In their initial response to the Detroit Assembly, the bishops of the United States in a 1,400-word pronouncement, affirmed in general the findings of the Call to Action meeting and the preceding bicentennial consultation. In the statement the bishops said:

We invited this process of structured public discussion in the Church so that we might listen to the needs of our own people and through their voices come to know more specifically and to share more intimately "the joys and hopes, the griefs and the anxieties" of the people of our age. Admittedly, the process of consultation was imperfect and there are some conclusions which are problematical and in some cases untenable. This has been a source of concern. Yet, this two-year process was marked by trust and respect among nearly all who took part. It gave many people a good opportunity to speak directly to church leaders. It identified issues and a number of constructive suggestions for action. It helped dramatize how the Church and its leadership are perceived by some. We are grateful to all who shared their insights with us. We affirm our commitment to the principle of shared responsibility in the contemporary Church, and we assert our intention to improve consultation with our people.

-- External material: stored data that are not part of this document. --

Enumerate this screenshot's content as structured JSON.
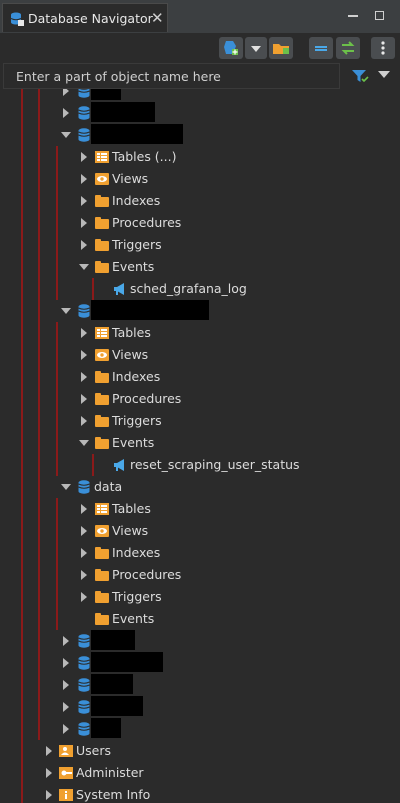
{
  "tab": {
    "title": "Database Navigator",
    "close": "✕"
  },
  "search": {
    "placeholder": "Enter a part of object name here"
  },
  "colors": {
    "guide": "#8b1a1a",
    "db_icon": "#3a8fd8",
    "folder": "#f0a030",
    "event": "#4aa8e8"
  },
  "tree": [
    {
      "type": "db",
      "level": 1,
      "expanded": false,
      "label": "",
      "redacted": true,
      "redact_w": 30
    },
    {
      "type": "db",
      "level": 1,
      "expanded": false,
      "label": "",
      "redacted": true,
      "redact_w": 64
    },
    {
      "type": "db",
      "level": 1,
      "expanded": true,
      "label": "",
      "redacted": true,
      "redact_w": 92
    },
    {
      "type": "folder",
      "level": 2,
      "expanded": false,
      "label": "Tables (...)",
      "icon": "tables-icon"
    },
    {
      "type": "folder",
      "level": 2,
      "expanded": false,
      "label": "Views",
      "icon": "views-icon"
    },
    {
      "type": "folder",
      "level": 2,
      "expanded": false,
      "label": "Indexes",
      "icon": "folder-icon"
    },
    {
      "type": "folder",
      "level": 2,
      "expanded": false,
      "label": "Procedures",
      "icon": "folder-icon"
    },
    {
      "type": "folder",
      "level": 2,
      "expanded": false,
      "label": "Triggers",
      "icon": "folder-icon"
    },
    {
      "type": "folder",
      "level": 2,
      "expanded": true,
      "label": "Events",
      "icon": "folder-icon"
    },
    {
      "type": "event",
      "level": 3,
      "label": "sched_grafana_log"
    },
    {
      "type": "db",
      "level": 1,
      "expanded": true,
      "label": "",
      "redacted": true,
      "redact_w": 118
    },
    {
      "type": "folder",
      "level": 2,
      "expanded": false,
      "label": "Tables",
      "icon": "tables-icon"
    },
    {
      "type": "folder",
      "level": 2,
      "expanded": false,
      "label": "Views",
      "icon": "views-icon"
    },
    {
      "type": "folder",
      "level": 2,
      "expanded": false,
      "label": "Indexes",
      "icon": "folder-icon"
    },
    {
      "type": "folder",
      "level": 2,
      "expanded": false,
      "label": "Procedures",
      "icon": "folder-icon"
    },
    {
      "type": "folder",
      "level": 2,
      "expanded": false,
      "label": "Triggers",
      "icon": "folder-icon"
    },
    {
      "type": "folder",
      "level": 2,
      "expanded": true,
      "label": "Events",
      "icon": "folder-icon"
    },
    {
      "type": "event",
      "level": 3,
      "label": "reset_scraping_user_status"
    },
    {
      "type": "db",
      "level": 1,
      "expanded": true,
      "label": "data",
      "redacted": false
    },
    {
      "type": "folder",
      "level": 2,
      "expanded": false,
      "label": "Tables",
      "icon": "tables-icon"
    },
    {
      "type": "folder",
      "level": 2,
      "expanded": false,
      "label": "Views",
      "icon": "views-icon"
    },
    {
      "type": "folder",
      "level": 2,
      "expanded": false,
      "label": "Indexes",
      "icon": "folder-icon"
    },
    {
      "type": "folder",
      "level": 2,
      "expanded": false,
      "label": "Procedures",
      "icon": "folder-icon"
    },
    {
      "type": "folder",
      "level": 2,
      "expanded": false,
      "label": "Triggers",
      "icon": "folder-icon"
    },
    {
      "type": "folder",
      "level": 2,
      "expanded": null,
      "label": "Events",
      "icon": "folder-icon"
    },
    {
      "type": "db",
      "level": 1,
      "expanded": false,
      "label": "",
      "redacted": true,
      "redact_w": 44
    },
    {
      "type": "db",
      "level": 1,
      "expanded": false,
      "label": "",
      "redacted": true,
      "redact_w": 72
    },
    {
      "type": "db",
      "level": 1,
      "expanded": false,
      "label": "",
      "redacted": true,
      "redact_w": 42
    },
    {
      "type": "db",
      "level": 1,
      "expanded": false,
      "label": "",
      "redacted": true,
      "redact_w": 52
    },
    {
      "type": "db",
      "level": 1,
      "expanded": false,
      "label": "",
      "redacted": true,
      "redact_w": 30
    },
    {
      "type": "root",
      "level": 0,
      "expanded": false,
      "label": "Users",
      "icon": "users-icon"
    },
    {
      "type": "root",
      "level": 0,
      "expanded": false,
      "label": "Administer",
      "icon": "administer-icon"
    },
    {
      "type": "root",
      "level": 0,
      "expanded": false,
      "label": "System Info",
      "icon": "info-icon"
    }
  ]
}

The hierarchy went on to underscore "the direct and intimate connection between the mission of the Church and the ministry of justice," and pledged themselves to the establishment of a five-year program on social justice. To accomplish this the NCCB established a special committee on implementation and Archbishop John Roach of St. Paul-Minneapolis was appointed its chairman. The 31 episcopal committees of the NCCB and U.S. Catholic Conference were assigned various recommendations of the Call to Action Conference for evaluation.

Following Committee deliberations, the bishops, at their May 1978 meeting, gave final approval to a program of action designed, as the bishops themselves declared, "to clarify and specify the implications for the Church in the United States of a social ministry at the service of the justice of God"

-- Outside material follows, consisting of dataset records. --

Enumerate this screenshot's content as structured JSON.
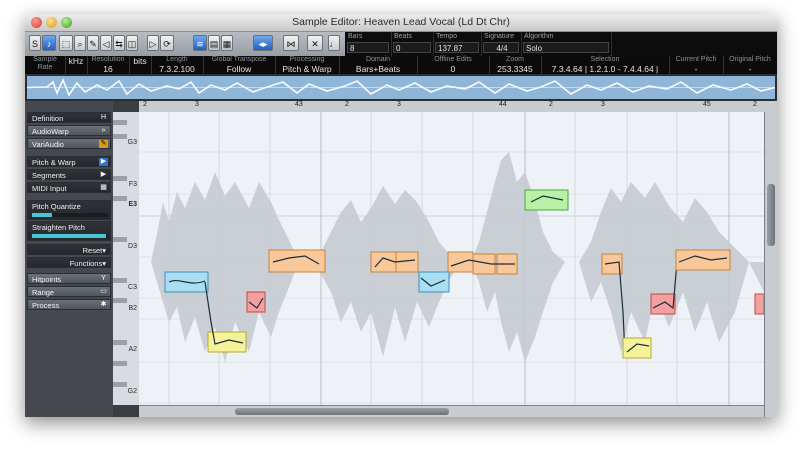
{
  "window": {
    "title": "Sample Editor: Heaven Lead Vocal (Ld Dt Chr)"
  },
  "toolbar": {
    "fields": [
      {
        "label": "Bars",
        "value": "8"
      },
      {
        "label": "Beats",
        "value": "0"
      },
      {
        "label": "Tempo",
        "value": "137.87"
      },
      {
        "label": "Signature",
        "value": "4/4"
      },
      {
        "label": "Algorithm",
        "value": "Solo"
      }
    ]
  },
  "infobar": {
    "fields": [
      {
        "label": "Sample Rate",
        "value": "44100"
      },
      {
        "label": "",
        "value": "kHz"
      },
      {
        "label": "Resolution",
        "value": "16"
      },
      {
        "label": "",
        "value": "bits"
      },
      {
        "label": "Length",
        "value": "7.3.2.100"
      },
      {
        "label": "Global Transpose",
        "value": "Follow"
      },
      {
        "label": "Processing",
        "value": "Pitch & Warp"
      },
      {
        "label": "Domain",
        "value": "Bars+Beats"
      },
      {
        "label": "Offline Edits",
        "value": "0"
      },
      {
        "label": "Zoom",
        "value": "253.3345"
      },
      {
        "label": "Selection",
        "value": "7.3.4.64 | 1.2.1.0 - 7.4.4.64 |"
      },
      {
        "label": "Current Pitch",
        "value": "-"
      },
      {
        "label": "Original Pitch",
        "value": "-"
      }
    ]
  },
  "left_panel": {
    "items": [
      {
        "label": "Definition",
        "icon": "H"
      },
      {
        "label": "AudioWarp",
        "icon": "»"
      },
      {
        "label": "VariAudio",
        "icon": "✎"
      },
      {
        "label": "Pitch & Warp",
        "icon": "▶"
      },
      {
        "label": "Segments",
        "icon": "▶"
      },
      {
        "label": "MIDI Input",
        "icon": "▦"
      },
      {
        "label": "Pitch Quantize",
        "icon": ""
      },
      {
        "label": "Straighten Pitch",
        "icon": ""
      },
      {
        "label": "Reset",
        "icon": "▾"
      },
      {
        "label": "Functions",
        "icon": "▾"
      },
      {
        "label": "Hitpoints",
        "icon": "Y"
      },
      {
        "label": "Range",
        "icon": "▭"
      },
      {
        "label": "Process",
        "icon": "✱"
      }
    ]
  },
  "ruler": {
    "labels": [
      "2",
      "3",
      "43",
      "2",
      "3",
      "44",
      "2",
      "3",
      "45",
      "2"
    ]
  },
  "keys": {
    "labels": [
      "G3",
      "F3",
      "E3",
      "D3",
      "C3",
      "B2",
      "A2",
      "G2"
    ]
  },
  "colors": {
    "accent": "#2f6fd6",
    "plot_bg": "#eef1f5",
    "segment_blue": "#a9def3",
    "segment_orange": "#f8c89a",
    "segment_red": "#f2a0a0",
    "segment_yellow": "#f6f29a",
    "segment_green": "#b8f0a5"
  }
}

After the conference was concluded, many U.S. bishops gradually distanced themselves from its recommendations, disagreeing with its far-reaching reform agenda. In the early years following 1976, a group of laity and religious in Chicago who were dissatisfied with the leadership of Cardinal John Cody decided to establish a reform advocacy group based on the plan of action for church reform and other initiatives that were proposed at the conference. This fledging group adopted the name Call to Action (CTA) and met for the first time in 1978 in Chicago. Notwithstanding its name, Call to Action is an independent group that is outside the umbrella of the united states conference of catholic bishops, although a few bishops are members of the group.

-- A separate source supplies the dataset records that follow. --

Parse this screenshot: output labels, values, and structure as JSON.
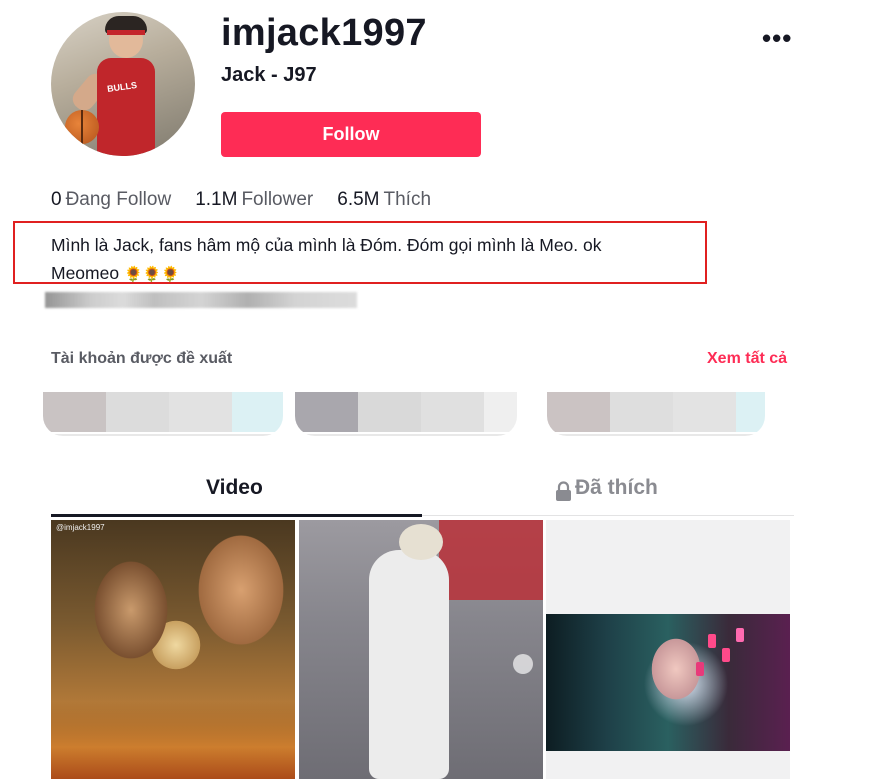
{
  "profile": {
    "username": "imjack1997",
    "nickname": "Jack - J97",
    "follow_label": "Follow",
    "more_label": "•••",
    "avatar_shirt_text": "BULLS",
    "stats": [
      {
        "value": "0",
        "label": "Đang Follow"
      },
      {
        "value": "1.1M",
        "label": "Follower"
      },
      {
        "value": "6.5M",
        "label": "Thích"
      }
    ],
    "bio_line1": "Mình là Jack, fans hâm mộ của mình là Đóm. Đóm gọi mình là Meo. ok",
    "bio_line2": "Meomeo",
    "bio_emoji": "🌻🌻🌻"
  },
  "suggested": {
    "title": "Tài khoản được đề xuất",
    "see_all": "Xem tất cả"
  },
  "tabs": [
    {
      "label": "Video",
      "active": true
    },
    {
      "label": "Đã thích",
      "active": false,
      "icon": "lock-icon"
    }
  ],
  "videos": [
    {
      "watermark": "@imjack1997"
    },
    {},
    {}
  ],
  "colors": {
    "accent": "#fe2c55",
    "highlight_box": "#e02020",
    "text_primary": "#161823",
    "text_secondary": "#595b63"
  }
}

From a local reform group in Chicago, CTA catapulted into national prominence when it invited Hans Küng to its 1981 annual conference as the plenary speaker. The publicity it received resulted in a growth in interest in the group's objectives. The next major landmark was its 1990 Call to Reform manifesto which, among other things, called for a more open and progressive Church that was responsive to social justice issues, issues of equality, and the needs of women and the marginalized. The various signature campaigns and resulting publicity generated by this statement resulted in renewed interest in what had been largely a local reform group. Membership enquiries came in, leading to the establishment of regional chapters and affiliates. By mid-1990s, there were 40 such regional chapters and affiliates. The establishment of a chapter in Lincoln, Nebraska, in 1996 resulted in the local ordinary, Bishop Fabian Bruskewitz issuing a blanket order excommunicating any Catholic within his diocese who joined the chapter. The latter part of the 1990s saw CTA collaborating with European reform form groups to advocate for reform and renewal within the Church.

Bibliography: nccb-uscc, A Call to Action (Washington, D.C. n.d.), includes Working Papers, Resolutions, Bishops' Response, Reference Documents.